Digest | Feeding the Bronx

The Center for Urban Pedagogy has created an awesome new video that explores some of the economic and consumer forces that combine to create the South Bronx foodscape. It’s called Bodega Down Bronx, and you can watch it in full (a half hour well spent) over over at Design Observer, where it premiered earlier this month.

IMAGE: Milton Gil, Manager of Elliot Your Place Superette. Still from Bodega Down Bronx.

With brief detours into fast food restaurants and a food co-op, the film mainly focuses on bodegas, the 24-hour convenience store/mini-marts that are on nearly every street corner in New York.

Among the many highlights is an interview with Stanley Fleishman, CEO of Jetro, a cash-and-carry wholesaler where bodega owners stock up on grocery items: his special promotion flyers could be directly responsible for fluctuations in the nutritional intake of South Bronx schoolchildren.

Interestingly, although Fleishman is not in favour of government-sponsored healthy eating policies and he professes to only respond to, rather than create, demand, he does explain that it is in Jetro’s interest to create more demand for fresh fruit and vegetables among bodega customers: the more perishable produce the bodega owner stocks, the more often they have to return to Jetro.

Fleishman also spends some time explaining the economic niche that bodegas fill: the big supermarkets, he says, want to make a sale of $70 to $80 per transaction, and that can’t happen when a customer is on foot or in a low-income neighbourhood – or both.

IMAGE: José Manuel Céspedes, Manager of Manny’s Mini Market. Still from Bodega Down Bronx.

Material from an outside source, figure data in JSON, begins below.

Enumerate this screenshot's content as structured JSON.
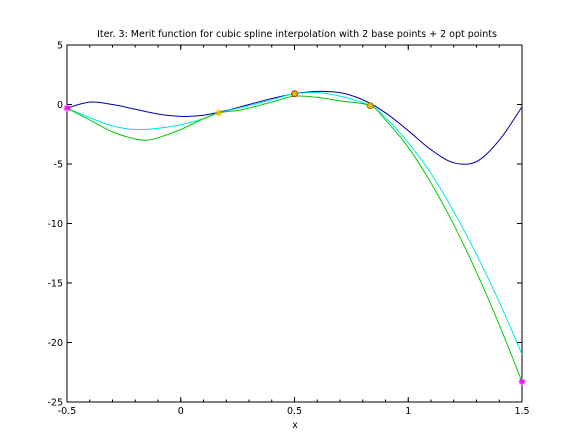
{
  "chart_data": {
    "type": "line",
    "title": "Iter. 3: Merit function for cubic spline interpolation with 2 base points + 2 opt points",
    "xlabel": "x",
    "ylabel": "",
    "xlim": [
      -0.5,
      1.5
    ],
    "ylim": [
      -25,
      5
    ],
    "xticks": [
      -0.5,
      0,
      0.5,
      1,
      1.5
    ],
    "xtick_labels": [
      "-0.5",
      "0",
      "0.5",
      "1",
      "1.5"
    ],
    "yticks": [
      5,
      0,
      -5,
      -10,
      -15,
      -20,
      -25
    ],
    "ytick_labels": [
      "5",
      "0",
      "-5",
      "-10",
      "-15",
      "-20",
      "-25"
    ],
    "grid": false,
    "series": [
      {
        "color": "#0000aa",
        "x": [
          -0.5,
          -0.4,
          -0.3,
          -0.2,
          -0.1,
          0,
          0.1,
          0.2,
          0.3,
          0.4,
          0.5,
          0.6,
          0.7,
          0.8,
          0.9,
          1.0,
          1.1,
          1.2,
          1.3,
          1.4,
          1.5
        ],
        "y": [
          -0.3,
          0.2,
          0.0,
          -0.4,
          -0.8,
          -1.0,
          -0.9,
          -0.5,
          0.0,
          0.5,
          0.9,
          1.1,
          1.0,
          0.4,
          -0.7,
          -2.2,
          -3.8,
          -4.9,
          -4.8,
          -3.0,
          -0.2
        ]
      },
      {
        "color": "#00e5e5",
        "x": [
          -0.5,
          -0.4,
          -0.3,
          -0.2,
          -0.1,
          0,
          0.1,
          0.167,
          0.3,
          0.4,
          0.5,
          0.6,
          0.7,
          0.833,
          0.9,
          1.0,
          1.1,
          1.2,
          1.3,
          1.4,
          1.5
        ],
        "y": [
          -0.3,
          -1.1,
          -1.8,
          -2.1,
          -2.0,
          -1.7,
          -1.2,
          -0.7,
          -0.1,
          0.4,
          0.9,
          1.0,
          0.7,
          -0.1,
          -1.1,
          -3.2,
          -5.8,
          -9.0,
          -12.6,
          -16.6,
          -21.0
        ]
      },
      {
        "color": "#00cc00",
        "x": [
          -0.5,
          -0.4,
          -0.3,
          -0.2,
          -0.15,
          -0.1,
          0,
          0.1,
          0.167,
          0.25,
          0.3,
          0.4,
          0.5,
          0.6,
          0.7,
          0.833,
          0.9,
          1.0,
          1.1,
          1.2,
          1.3,
          1.4,
          1.5
        ],
        "y": [
          -0.3,
          -1.3,
          -2.3,
          -2.9,
          -3.0,
          -2.8,
          -2.1,
          -1.2,
          -0.7,
          -0.5,
          -0.3,
          0.2,
          0.7,
          0.6,
          0.3,
          -0.1,
          -1.3,
          -3.6,
          -6.6,
          -10.1,
          -14.1,
          -18.5,
          -23.3
        ]
      }
    ],
    "markers": [
      {
        "x": -0.5,
        "y": -0.3,
        "shape": "star",
        "color": "#ff00ff"
      },
      {
        "x": 0.167,
        "y": -0.7,
        "shape": "star",
        "color": "#e6b800"
      },
      {
        "x": 0.5,
        "y": 0.9,
        "shape": "circle",
        "color": "#e6b800",
        "stroke": "#cc3300"
      },
      {
        "x": 0.833,
        "y": -0.1,
        "shape": "circle",
        "color": "#e6b800",
        "stroke": "#888800"
      },
      {
        "x": 1.5,
        "y": -23.3,
        "shape": "star",
        "color": "#ff00ff"
      }
    ]
  }
}
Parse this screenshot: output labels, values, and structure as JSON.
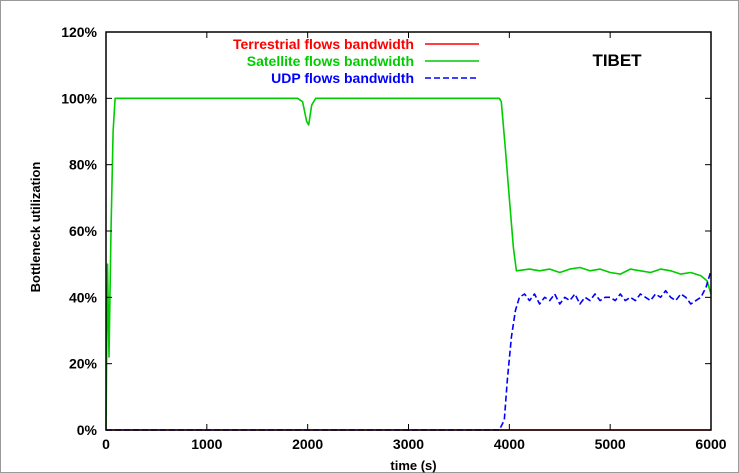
{
  "chart_data": {
    "type": "line",
    "annotation": "TIBET",
    "xlabel": "time (s)",
    "ylabel": "Bottleneck utilization",
    "xlim": [
      0,
      6000
    ],
    "ylim": [
      0,
      120
    ],
    "x_ticks": [
      "0",
      "1000",
      "2000",
      "3000",
      "4000",
      "5000",
      "6000"
    ],
    "y_ticks": [
      "0%",
      "20%",
      "40%",
      "60%",
      "80%",
      "100%",
      "120%"
    ],
    "legend_position": "top-right",
    "series": [
      {
        "name": "Terrestrial flows bandwidth",
        "color": "#ff0000",
        "style": "solid",
        "points": [
          [
            0,
            0
          ],
          [
            6000,
            0
          ]
        ]
      },
      {
        "name": "Satellite flows bandwidth",
        "color": "#00cc00",
        "style": "solid",
        "points": [
          [
            0,
            0
          ],
          [
            15,
            50
          ],
          [
            30,
            22
          ],
          [
            50,
            60
          ],
          [
            70,
            90
          ],
          [
            90,
            100
          ],
          [
            1900,
            100
          ],
          [
            1950,
            99
          ],
          [
            1990,
            93
          ],
          [
            2010,
            92
          ],
          [
            2040,
            98
          ],
          [
            2080,
            100
          ],
          [
            3900,
            100
          ],
          [
            3920,
            99
          ],
          [
            3960,
            85
          ],
          [
            4000,
            70
          ],
          [
            4040,
            55
          ],
          [
            4070,
            48
          ],
          [
            4200,
            48.5
          ],
          [
            4300,
            48
          ],
          [
            4400,
            48.5
          ],
          [
            4500,
            47.5
          ],
          [
            4600,
            48.5
          ],
          [
            4700,
            49
          ],
          [
            4800,
            48
          ],
          [
            4900,
            48.5
          ],
          [
            5000,
            47.5
          ],
          [
            5100,
            47
          ],
          [
            5200,
            48.5
          ],
          [
            5300,
            48
          ],
          [
            5400,
            47.5
          ],
          [
            5500,
            48.5
          ],
          [
            5600,
            48
          ],
          [
            5700,
            47
          ],
          [
            5800,
            47.5
          ],
          [
            5900,
            46.5
          ],
          [
            5960,
            45
          ],
          [
            6000,
            41
          ]
        ]
      },
      {
        "name": "UDP flows bandwidth",
        "color": "#0000ff",
        "style": "dashed",
        "points": [
          [
            0,
            0
          ],
          [
            3900,
            0
          ],
          [
            3950,
            3
          ],
          [
            3980,
            15
          ],
          [
            4020,
            28
          ],
          [
            4060,
            36
          ],
          [
            4100,
            40
          ],
          [
            4150,
            41
          ],
          [
            4200,
            39
          ],
          [
            4250,
            41
          ],
          [
            4300,
            38
          ],
          [
            4350,
            40
          ],
          [
            4400,
            39
          ],
          [
            4450,
            41
          ],
          [
            4500,
            38
          ],
          [
            4550,
            40
          ],
          [
            4600,
            39
          ],
          [
            4650,
            41
          ],
          [
            4700,
            38
          ],
          [
            4750,
            40
          ],
          [
            4800,
            39
          ],
          [
            4850,
            41
          ],
          [
            4900,
            39
          ],
          [
            4950,
            40
          ],
          [
            5000,
            40
          ],
          [
            5050,
            39
          ],
          [
            5100,
            41
          ],
          [
            5150,
            39
          ],
          [
            5200,
            40
          ],
          [
            5250,
            39
          ],
          [
            5300,
            41
          ],
          [
            5350,
            40
          ],
          [
            5400,
            39
          ],
          [
            5450,
            41
          ],
          [
            5500,
            40
          ],
          [
            5550,
            42
          ],
          [
            5600,
            40
          ],
          [
            5650,
            39
          ],
          [
            5700,
            41
          ],
          [
            5750,
            40
          ],
          [
            5800,
            38
          ],
          [
            5850,
            39
          ],
          [
            5900,
            40
          ],
          [
            5950,
            43
          ],
          [
            5980,
            46
          ],
          [
            6000,
            48
          ]
        ]
      }
    ]
  }
}
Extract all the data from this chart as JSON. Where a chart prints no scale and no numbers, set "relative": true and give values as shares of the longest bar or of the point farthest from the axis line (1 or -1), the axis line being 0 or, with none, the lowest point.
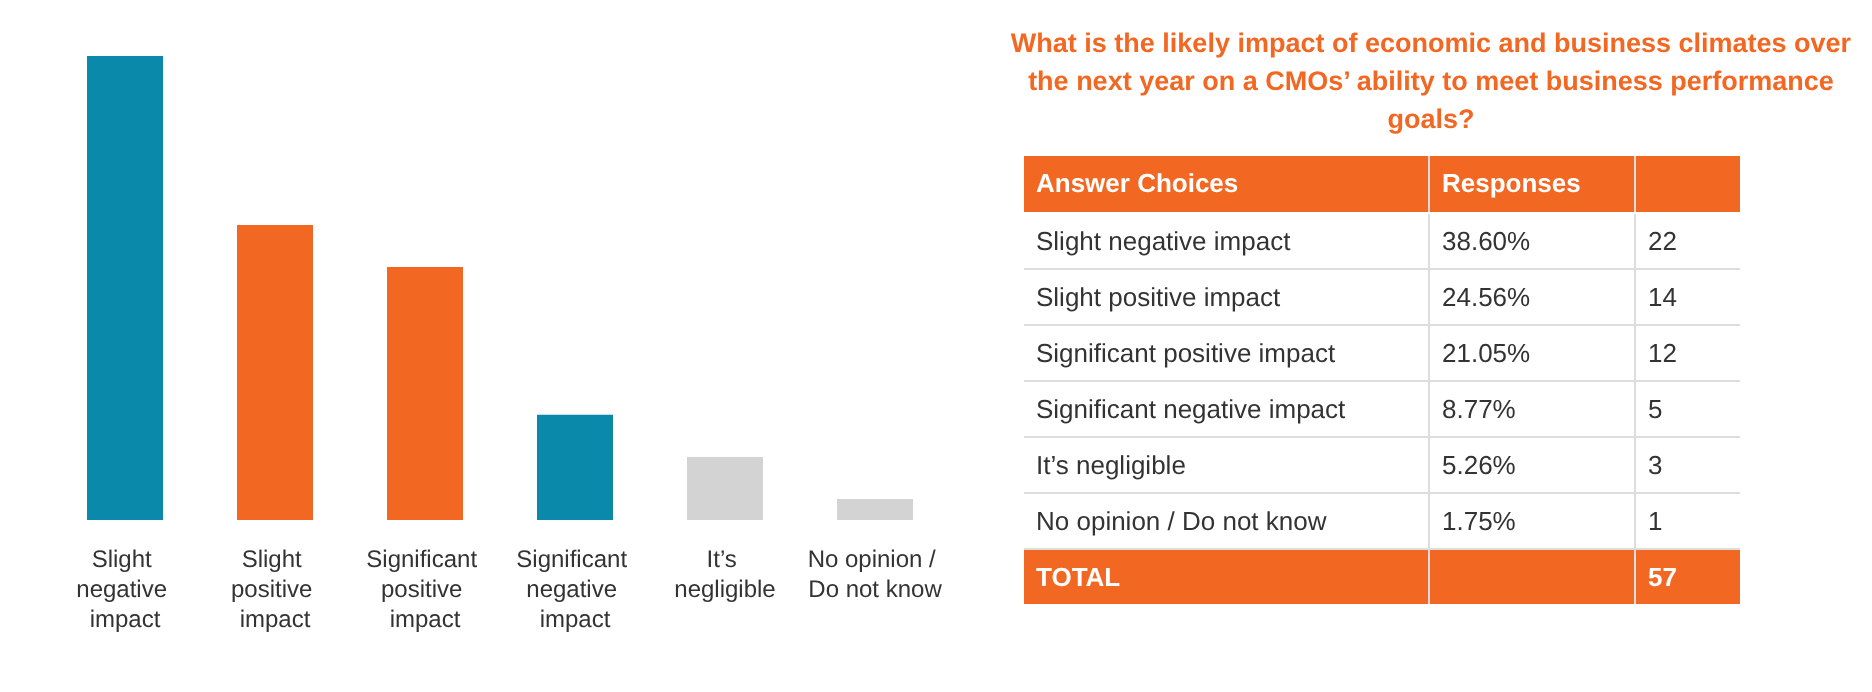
{
  "chart_data": [
    {
      "type": "bar",
      "relative": true,
      "categories": [
        "Slight negative impact",
        "Slight positive impact",
        "Significant positive impact",
        "Significant negative impact",
        "It’s negligible",
        "No opinion / Do not know"
      ],
      "values": [
        1,
        0.636,
        0.545,
        0.227,
        0.136,
        0.045
      ],
      "colors": [
        "#0a89ab",
        "#f26722",
        "#f26722",
        "#0a89ab",
        "#d3d3d3",
        "#d3d3d3"
      ]
    },
    {
      "type": "other",
      "title": "What is the likely impact of economic and business climates over the next year on a CMOs’ ability to meet business performance goals?",
      "annotations": [
        "Answer Choices",
        "Responses",
        "Slight negative impact",
        "38.60%",
        "22",
        "Slight positive impact",
        "24.56%",
        "14",
        "Significant positive impact",
        "21.05%",
        "12",
        "Significant negative impact",
        "8.77%",
        "5",
        "It’s negligible",
        "5.26%",
        "3",
        "No opinion / Do not know",
        "1.75%",
        "1",
        "TOTAL",
        "57"
      ]
    }
  ]
}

The movie also visits Hunt’s Point Terminal Market, the largest fruit and vegetable market in the world by trade. According to Myra Gordon, the market’s CEO, every day enough produce passes through Hunt’s Point to feed 9% of the population of the United States. Not much of it makes its way to the bodegas, however: as several charmingly frank shop owners confirm, although the prices are actually lower at Terminal Market, Jetro’s free parking means they’d rather pick up supplies there.

IMAGE: Bodega owner. Still from Bodega Down Bronx.

The various bodega owners are another highlight: they cheerfully explain the investment required to open a bodega, as well as the specifics of their supply chain (“We buy the cigarettes from the Chinese”), and customer preferences (“People don’t eat a lot of fruit. They choose a sandwich more often.”)

Some products are delivered directly to the bodegas: Frank Falcon, a distributor for J&D snacks, is in charge of crisps, pretzels, pork scratchings, nuts, party mix, corn puffs, and the like. His products are so popular in the bodegas, he notes, because they’re priced at 99c or less, which means that kids – who make up a large proportion of the bodega consumer demographic – can afford them.

IMAGE: Franz Falcon, J&D Snacks. Still from Bodega Down Bronx.

The video was made as part of the Center for Urban Pedagogy’s awesome Urban Investigations program, which “asks basic questions about how the city works, and answers them over the course of a semester.” CUP staff collaborate with artists and high school students on each investigation: Bodega Down Bronx was created by CUP teaching artist and filmmaker Jonathan Bogarín and students from New Settlement’s Bronx Helpers, working with the CUP’s Valeria Mogilevich, Rosten Woo, and intern Sarah Nelson Wright.